Categorizing natural history trajectories of ambulatory function measured by the 6-minute walk distance in patients with Duchenne muscular dystrophy. Mercuri E, Signorovitch JE, Swallow E, Song J, Ward SJ; DMD Italian Group; Trajectory Analysis Project (cTAP). Neuromuscul Disord. 2016 Sep;26(9):576-83. doi: 10.1016/j.nmd.2016.05.016. Epub 2016 May 27

Eugenio Mercuri a,*, James Edward Signorovitch b,c, Elyse Swallow b, Jinlin Song b, Susan J. Ward c for the DMD Italian Group # and the collaborative Trajectory Analysis Project
(cTAP) +
a Paediatric Neurology Unit, Catholic University, Rome, Italy
b Analysis Group, Inc., 111 Huntington Ave, 10th Floor, Boston, MA, USA
c The TAP Collaboration, One Broadway, 14th Floor, Cambridge, MA, USA

High variability in patients’ changes in 6 minute walk distance (6MWD) over time has complicated clinical trials of treatment efficacy in Duchenne muscular dystrophy (DMD). We assessed whether boys with DMD could be grouped into classes that shared similar ambulatory function trajectories as measured by 6MWD. Ambulatory boys aged 5 years or older with genetically confirmed DMD who were enrolled in a natural history study at 11 care centers throughout Italy were included. For each boy, standardized assessments of 6MWD were available at annual intervals spanning 3 years. Trajectories of 6MWD vs. age and trajectories of 6MWD vs. time from enrollment were examined using latent class analysis. A total of 96 boys were included. At enrollment, the mean age was 8.3 years (mean 6MWD: 374 meters). After accounting for age, baseline 6MWD, and steroid use, four latent trajectory classes were identified as explaining 3-year 6MWD outcomes significantly better than a single average trajectory.

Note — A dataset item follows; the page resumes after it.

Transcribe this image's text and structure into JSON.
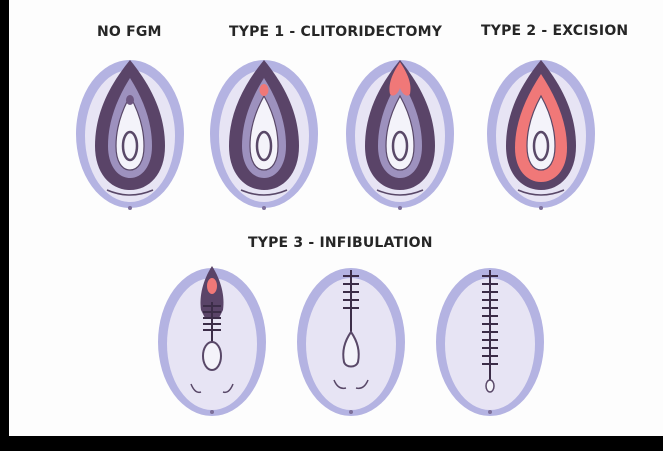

Patient trajectories of 6MWD change from enrollment were categorized as having fast decline (n = 25), moderate decline (n = 19), stable function (n = 37), and improving function (n = 15) during the 3-year follow-up. After accounting for trajectory classes, the standard deviation of variation in 6MWD was reduced by approximately 40%. The natural history of ambulatory function in DMD may be composed of distinct trajectory classes. The extent to which trajectories are associated with novel and established prognostic factors warrants further study. Reducing unexplained variation in patient outcomes could help to further improve DMD clinical trial design and analysis.